The week went by at its normal speed for Phil, with a letter from El on Wednesday. Denny was anything but relaxed and by Thursday had pleaded with everybody who could possibly stand Officer of the Day. Finally, Thursday night Denny came back to Phil for the third time.

“Phil. You have to take my place. What’s Friday leave to you, anyway?”

“Denny, I told you. I’m looking for something to take to El for Valentine’s Day. It has to be special. I haven’t found it yet. I’m going to go through every possible store in Leesboro.”

“Like I said, I’ll call Momma. Have her go to Sacks, Fifth Avenue and buy something for the Red Headed Goddess. I’ll pay for it myself.”

Phil shook his head. “Denny, I would. You know I would ordinarily. But not now. I just have to find something and it has to be special and it has to be from me.”

“Damn it, Boydon. You’re just jealous. I’m going to do it with Anne-Marie and you never did.”

“That’s not true, Zimmermann,” Phil spat. But was he telling the complete truth? Yes, El and he were in love. Yes, Anne-Marie had been a mistake. Yes he’d sworn, like El had, to protect the virginity they once thought they had surrendered to each other one July afternoon when they were thirteen. But it did sound like Denny was going to score, really score. And Phil had paved the way; even fixed Denny up with Anne-Marie after talking to her at the Sunday evening church youth group.

“Some room mate you are,” Denny said. He paused. “Well, will you do something for me Friday night?”

“Sure Denny. What?” Phil didn’t like to make promises before he knew what, but this seemed different.

“Go to the bus station and get me a rubber.”

Phil frowned. Now that was something. Get a rubber so his room mate could screw last year’s girl friend. And he’d promised. “Sure, Denny. I’ll get you one.”

Denny reached into his back pocket. “Here, I’ll give you some money.”

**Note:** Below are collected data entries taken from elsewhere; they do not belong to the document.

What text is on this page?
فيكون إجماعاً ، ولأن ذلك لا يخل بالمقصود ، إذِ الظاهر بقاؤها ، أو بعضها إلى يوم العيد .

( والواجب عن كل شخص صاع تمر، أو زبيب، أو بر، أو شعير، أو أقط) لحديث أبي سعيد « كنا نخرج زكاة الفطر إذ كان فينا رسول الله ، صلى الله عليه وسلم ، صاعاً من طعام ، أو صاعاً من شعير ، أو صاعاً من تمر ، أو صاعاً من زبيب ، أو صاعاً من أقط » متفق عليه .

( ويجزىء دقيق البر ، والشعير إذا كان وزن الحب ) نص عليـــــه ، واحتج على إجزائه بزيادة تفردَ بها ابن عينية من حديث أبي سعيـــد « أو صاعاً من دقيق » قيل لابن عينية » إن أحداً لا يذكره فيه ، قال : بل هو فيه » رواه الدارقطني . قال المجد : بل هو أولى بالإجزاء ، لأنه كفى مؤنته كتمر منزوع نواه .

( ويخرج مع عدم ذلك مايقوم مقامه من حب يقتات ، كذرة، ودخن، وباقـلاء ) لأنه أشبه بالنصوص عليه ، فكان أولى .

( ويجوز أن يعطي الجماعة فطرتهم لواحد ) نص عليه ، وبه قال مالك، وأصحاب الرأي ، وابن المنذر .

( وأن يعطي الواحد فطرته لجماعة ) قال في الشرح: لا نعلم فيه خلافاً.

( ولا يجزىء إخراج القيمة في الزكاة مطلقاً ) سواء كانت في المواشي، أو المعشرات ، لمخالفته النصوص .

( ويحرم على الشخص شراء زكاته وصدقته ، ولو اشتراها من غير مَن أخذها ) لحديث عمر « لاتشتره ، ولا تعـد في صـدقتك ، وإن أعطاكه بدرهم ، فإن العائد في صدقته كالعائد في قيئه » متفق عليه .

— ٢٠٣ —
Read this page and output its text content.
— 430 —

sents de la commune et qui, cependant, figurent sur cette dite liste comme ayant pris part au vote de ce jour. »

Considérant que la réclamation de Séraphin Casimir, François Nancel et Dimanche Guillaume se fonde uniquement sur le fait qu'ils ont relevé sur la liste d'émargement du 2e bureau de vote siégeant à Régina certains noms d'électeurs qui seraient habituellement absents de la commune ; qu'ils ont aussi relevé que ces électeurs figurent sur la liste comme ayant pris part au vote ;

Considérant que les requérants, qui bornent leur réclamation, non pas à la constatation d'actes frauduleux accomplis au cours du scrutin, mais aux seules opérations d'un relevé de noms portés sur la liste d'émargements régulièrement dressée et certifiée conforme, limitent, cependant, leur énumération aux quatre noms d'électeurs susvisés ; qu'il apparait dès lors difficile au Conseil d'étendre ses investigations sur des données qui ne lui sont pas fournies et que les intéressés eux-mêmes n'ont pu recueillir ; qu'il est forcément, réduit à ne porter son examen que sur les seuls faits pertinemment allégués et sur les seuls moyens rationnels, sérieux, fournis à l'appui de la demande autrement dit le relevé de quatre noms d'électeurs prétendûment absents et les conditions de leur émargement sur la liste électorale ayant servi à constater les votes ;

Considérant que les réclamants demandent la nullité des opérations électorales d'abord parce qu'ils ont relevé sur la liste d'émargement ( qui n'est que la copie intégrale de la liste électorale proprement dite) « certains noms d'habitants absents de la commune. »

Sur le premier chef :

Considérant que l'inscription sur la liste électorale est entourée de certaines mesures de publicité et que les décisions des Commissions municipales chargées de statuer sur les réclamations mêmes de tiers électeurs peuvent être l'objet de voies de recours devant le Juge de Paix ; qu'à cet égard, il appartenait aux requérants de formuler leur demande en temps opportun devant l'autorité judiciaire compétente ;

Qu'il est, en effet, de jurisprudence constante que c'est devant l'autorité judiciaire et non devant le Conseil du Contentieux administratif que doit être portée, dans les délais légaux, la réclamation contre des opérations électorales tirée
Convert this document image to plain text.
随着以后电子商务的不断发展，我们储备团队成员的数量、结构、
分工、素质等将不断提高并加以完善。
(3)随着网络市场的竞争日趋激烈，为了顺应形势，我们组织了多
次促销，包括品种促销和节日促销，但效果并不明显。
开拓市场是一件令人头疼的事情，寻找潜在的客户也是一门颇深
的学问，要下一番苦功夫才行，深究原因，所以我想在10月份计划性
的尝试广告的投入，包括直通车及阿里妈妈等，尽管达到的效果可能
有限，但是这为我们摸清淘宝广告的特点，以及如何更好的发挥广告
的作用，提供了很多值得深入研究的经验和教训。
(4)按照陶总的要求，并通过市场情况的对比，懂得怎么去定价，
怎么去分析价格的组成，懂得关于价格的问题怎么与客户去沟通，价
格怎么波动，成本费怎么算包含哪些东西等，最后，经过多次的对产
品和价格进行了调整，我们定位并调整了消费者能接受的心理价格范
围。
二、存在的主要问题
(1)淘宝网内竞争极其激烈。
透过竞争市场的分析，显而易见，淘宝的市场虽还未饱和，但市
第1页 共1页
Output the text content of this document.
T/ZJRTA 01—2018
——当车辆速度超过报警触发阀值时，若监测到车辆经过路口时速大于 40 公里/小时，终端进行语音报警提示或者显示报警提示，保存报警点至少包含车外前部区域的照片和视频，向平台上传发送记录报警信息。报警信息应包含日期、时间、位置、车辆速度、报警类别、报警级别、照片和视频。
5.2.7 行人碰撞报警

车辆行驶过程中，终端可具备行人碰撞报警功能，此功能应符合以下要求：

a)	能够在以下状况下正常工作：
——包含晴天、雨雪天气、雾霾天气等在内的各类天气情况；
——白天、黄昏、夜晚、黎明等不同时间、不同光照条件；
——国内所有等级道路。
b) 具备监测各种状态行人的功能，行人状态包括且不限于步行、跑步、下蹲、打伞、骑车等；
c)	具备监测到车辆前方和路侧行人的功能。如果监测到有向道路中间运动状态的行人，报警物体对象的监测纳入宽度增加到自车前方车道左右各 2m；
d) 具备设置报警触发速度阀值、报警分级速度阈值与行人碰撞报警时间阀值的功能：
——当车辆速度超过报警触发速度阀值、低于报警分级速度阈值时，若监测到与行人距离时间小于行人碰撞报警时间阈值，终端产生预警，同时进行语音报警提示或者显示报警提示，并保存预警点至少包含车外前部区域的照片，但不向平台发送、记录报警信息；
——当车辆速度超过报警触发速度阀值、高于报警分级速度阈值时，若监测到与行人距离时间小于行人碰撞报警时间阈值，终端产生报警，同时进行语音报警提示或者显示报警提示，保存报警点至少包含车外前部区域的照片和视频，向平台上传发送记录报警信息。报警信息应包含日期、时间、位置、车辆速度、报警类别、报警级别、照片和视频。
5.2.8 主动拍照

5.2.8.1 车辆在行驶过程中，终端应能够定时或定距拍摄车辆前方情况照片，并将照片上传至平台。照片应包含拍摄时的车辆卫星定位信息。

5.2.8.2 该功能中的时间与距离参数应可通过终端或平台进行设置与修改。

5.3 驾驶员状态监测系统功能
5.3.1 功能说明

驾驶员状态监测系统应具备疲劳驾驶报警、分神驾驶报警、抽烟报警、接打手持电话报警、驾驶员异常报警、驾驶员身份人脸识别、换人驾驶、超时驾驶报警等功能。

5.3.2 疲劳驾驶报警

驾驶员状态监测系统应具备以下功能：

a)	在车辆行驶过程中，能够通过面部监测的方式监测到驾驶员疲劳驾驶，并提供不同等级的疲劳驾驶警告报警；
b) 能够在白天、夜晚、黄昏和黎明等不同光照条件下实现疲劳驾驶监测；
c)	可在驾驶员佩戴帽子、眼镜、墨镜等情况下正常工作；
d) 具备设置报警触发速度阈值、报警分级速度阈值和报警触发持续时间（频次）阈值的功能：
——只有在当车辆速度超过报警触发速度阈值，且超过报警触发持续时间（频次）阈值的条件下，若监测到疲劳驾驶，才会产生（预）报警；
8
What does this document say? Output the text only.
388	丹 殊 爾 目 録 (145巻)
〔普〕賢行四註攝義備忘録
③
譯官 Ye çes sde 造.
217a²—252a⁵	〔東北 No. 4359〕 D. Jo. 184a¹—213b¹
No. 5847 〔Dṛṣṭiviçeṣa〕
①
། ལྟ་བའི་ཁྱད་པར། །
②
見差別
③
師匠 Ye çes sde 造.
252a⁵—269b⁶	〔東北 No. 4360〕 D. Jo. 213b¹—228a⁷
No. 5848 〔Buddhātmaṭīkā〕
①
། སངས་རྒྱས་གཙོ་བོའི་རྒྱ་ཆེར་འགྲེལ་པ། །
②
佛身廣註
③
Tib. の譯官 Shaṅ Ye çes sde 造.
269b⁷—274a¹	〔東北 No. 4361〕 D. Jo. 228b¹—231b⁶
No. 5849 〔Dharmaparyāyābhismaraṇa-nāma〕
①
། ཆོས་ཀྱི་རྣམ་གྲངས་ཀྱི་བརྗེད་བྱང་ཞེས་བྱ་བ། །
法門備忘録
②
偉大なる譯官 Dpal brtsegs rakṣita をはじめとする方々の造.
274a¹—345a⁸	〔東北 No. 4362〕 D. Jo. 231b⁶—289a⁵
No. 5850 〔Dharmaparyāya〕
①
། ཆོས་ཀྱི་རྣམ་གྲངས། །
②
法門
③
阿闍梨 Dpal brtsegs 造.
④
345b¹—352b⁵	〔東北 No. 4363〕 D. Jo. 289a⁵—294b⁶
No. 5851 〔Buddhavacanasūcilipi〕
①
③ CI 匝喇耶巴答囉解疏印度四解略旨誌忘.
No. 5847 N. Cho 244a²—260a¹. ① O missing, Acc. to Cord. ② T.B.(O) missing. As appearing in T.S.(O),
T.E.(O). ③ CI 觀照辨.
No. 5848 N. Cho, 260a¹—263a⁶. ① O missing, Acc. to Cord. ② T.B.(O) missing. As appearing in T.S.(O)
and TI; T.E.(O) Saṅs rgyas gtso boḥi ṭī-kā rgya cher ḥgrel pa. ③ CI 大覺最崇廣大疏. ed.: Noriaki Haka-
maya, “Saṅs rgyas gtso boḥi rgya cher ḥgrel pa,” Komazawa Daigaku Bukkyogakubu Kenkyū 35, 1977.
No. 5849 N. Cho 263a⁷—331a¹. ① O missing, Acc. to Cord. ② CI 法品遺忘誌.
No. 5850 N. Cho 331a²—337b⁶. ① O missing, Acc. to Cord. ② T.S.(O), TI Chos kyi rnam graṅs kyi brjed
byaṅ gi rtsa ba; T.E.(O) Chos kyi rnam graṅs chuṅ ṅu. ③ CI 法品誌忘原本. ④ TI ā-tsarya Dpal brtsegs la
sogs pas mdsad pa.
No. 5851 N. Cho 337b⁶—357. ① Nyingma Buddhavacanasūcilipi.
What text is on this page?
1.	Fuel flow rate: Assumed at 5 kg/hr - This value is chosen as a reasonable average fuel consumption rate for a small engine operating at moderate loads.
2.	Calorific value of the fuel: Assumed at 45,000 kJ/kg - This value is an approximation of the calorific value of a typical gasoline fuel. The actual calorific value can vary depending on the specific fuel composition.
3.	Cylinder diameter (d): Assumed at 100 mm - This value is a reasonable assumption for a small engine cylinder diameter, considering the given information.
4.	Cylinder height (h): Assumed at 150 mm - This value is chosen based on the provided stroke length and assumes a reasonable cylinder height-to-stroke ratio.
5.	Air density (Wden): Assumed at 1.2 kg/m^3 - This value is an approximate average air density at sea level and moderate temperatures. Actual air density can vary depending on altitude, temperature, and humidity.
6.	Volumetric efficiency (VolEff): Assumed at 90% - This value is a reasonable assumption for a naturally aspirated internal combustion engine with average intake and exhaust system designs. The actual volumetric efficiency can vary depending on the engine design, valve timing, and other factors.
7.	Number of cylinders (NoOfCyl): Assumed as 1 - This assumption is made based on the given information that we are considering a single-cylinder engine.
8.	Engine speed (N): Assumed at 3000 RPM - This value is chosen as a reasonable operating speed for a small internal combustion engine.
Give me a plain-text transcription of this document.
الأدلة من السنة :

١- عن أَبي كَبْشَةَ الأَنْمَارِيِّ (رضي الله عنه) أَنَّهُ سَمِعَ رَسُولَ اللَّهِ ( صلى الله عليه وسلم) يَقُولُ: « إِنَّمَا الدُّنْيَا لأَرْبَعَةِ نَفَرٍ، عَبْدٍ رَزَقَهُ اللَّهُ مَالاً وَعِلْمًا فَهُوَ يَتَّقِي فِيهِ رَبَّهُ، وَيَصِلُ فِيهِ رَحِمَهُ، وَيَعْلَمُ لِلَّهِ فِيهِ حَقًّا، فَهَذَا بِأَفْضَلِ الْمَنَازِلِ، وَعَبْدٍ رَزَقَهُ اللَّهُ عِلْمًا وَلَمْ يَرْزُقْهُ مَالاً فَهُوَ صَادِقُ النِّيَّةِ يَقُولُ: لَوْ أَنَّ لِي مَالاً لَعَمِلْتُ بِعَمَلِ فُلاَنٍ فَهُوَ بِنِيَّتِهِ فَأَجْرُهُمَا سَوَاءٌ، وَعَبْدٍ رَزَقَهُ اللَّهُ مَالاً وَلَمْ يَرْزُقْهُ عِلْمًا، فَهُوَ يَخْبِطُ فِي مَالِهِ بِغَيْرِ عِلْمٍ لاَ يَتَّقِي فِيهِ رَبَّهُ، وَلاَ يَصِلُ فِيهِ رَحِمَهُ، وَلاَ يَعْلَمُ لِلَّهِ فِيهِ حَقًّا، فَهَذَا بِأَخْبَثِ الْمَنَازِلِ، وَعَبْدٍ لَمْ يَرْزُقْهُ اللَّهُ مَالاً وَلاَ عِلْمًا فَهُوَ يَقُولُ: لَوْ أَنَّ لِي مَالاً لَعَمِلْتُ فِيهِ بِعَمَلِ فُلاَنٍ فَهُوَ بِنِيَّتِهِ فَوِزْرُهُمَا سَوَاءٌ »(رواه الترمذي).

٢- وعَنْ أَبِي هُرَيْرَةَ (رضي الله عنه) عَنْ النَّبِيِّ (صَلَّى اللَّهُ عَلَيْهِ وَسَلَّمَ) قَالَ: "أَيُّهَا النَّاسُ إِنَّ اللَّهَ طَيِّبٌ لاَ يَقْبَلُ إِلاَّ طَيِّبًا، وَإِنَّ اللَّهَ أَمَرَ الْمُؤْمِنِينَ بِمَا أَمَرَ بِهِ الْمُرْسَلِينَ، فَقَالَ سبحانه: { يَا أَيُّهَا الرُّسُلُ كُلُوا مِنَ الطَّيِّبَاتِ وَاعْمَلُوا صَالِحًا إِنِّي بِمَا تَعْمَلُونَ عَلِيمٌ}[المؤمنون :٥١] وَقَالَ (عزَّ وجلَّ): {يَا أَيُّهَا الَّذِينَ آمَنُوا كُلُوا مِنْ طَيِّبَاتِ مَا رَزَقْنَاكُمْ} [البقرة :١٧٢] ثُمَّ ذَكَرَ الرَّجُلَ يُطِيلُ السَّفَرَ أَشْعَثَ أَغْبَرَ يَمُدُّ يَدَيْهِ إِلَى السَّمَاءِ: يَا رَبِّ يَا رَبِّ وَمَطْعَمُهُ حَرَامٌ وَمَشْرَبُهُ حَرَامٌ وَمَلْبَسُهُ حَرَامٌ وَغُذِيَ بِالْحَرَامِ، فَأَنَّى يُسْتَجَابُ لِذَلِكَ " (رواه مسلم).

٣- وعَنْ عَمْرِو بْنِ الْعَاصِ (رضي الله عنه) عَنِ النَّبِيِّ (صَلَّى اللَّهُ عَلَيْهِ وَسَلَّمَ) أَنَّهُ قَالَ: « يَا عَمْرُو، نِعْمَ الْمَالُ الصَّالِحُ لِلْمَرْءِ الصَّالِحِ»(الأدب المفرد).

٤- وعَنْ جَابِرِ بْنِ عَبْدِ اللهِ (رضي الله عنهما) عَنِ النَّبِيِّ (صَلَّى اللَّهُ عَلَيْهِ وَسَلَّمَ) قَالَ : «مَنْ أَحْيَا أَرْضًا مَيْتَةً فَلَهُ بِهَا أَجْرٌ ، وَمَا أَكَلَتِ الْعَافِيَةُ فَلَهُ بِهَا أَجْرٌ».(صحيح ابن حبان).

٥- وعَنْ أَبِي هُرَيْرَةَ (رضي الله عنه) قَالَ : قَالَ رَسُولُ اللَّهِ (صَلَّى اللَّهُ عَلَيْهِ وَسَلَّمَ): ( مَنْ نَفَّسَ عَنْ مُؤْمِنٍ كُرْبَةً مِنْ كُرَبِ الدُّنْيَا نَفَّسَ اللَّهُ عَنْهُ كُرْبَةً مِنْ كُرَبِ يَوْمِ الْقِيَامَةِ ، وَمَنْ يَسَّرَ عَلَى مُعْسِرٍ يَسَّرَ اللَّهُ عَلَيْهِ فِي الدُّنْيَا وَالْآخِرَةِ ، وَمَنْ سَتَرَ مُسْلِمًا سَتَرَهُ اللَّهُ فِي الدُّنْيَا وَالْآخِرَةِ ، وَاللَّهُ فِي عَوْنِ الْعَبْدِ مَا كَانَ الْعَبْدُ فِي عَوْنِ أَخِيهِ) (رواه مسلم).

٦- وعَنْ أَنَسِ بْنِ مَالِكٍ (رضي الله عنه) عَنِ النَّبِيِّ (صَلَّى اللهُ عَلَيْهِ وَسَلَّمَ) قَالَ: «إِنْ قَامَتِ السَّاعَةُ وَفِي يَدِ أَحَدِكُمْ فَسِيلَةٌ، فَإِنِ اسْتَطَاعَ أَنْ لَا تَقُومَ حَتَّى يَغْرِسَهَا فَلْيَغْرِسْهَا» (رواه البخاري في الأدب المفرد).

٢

Phil shook his head. “Nah. I’ll take care of it. Least I can do, I guess.” Denny said nothing with his mouth, just momentarily with his eyes. Finally Phil said, “I’m really sorry Denny. I promise I’ll take your next week end OD, no matter what.”

“Okay. Just don’t forget.”

Phil grinned. “I won’t Denny. Either one.” What Denny and Anne-Marie did was between them, he realized. He had El and she was more than enough.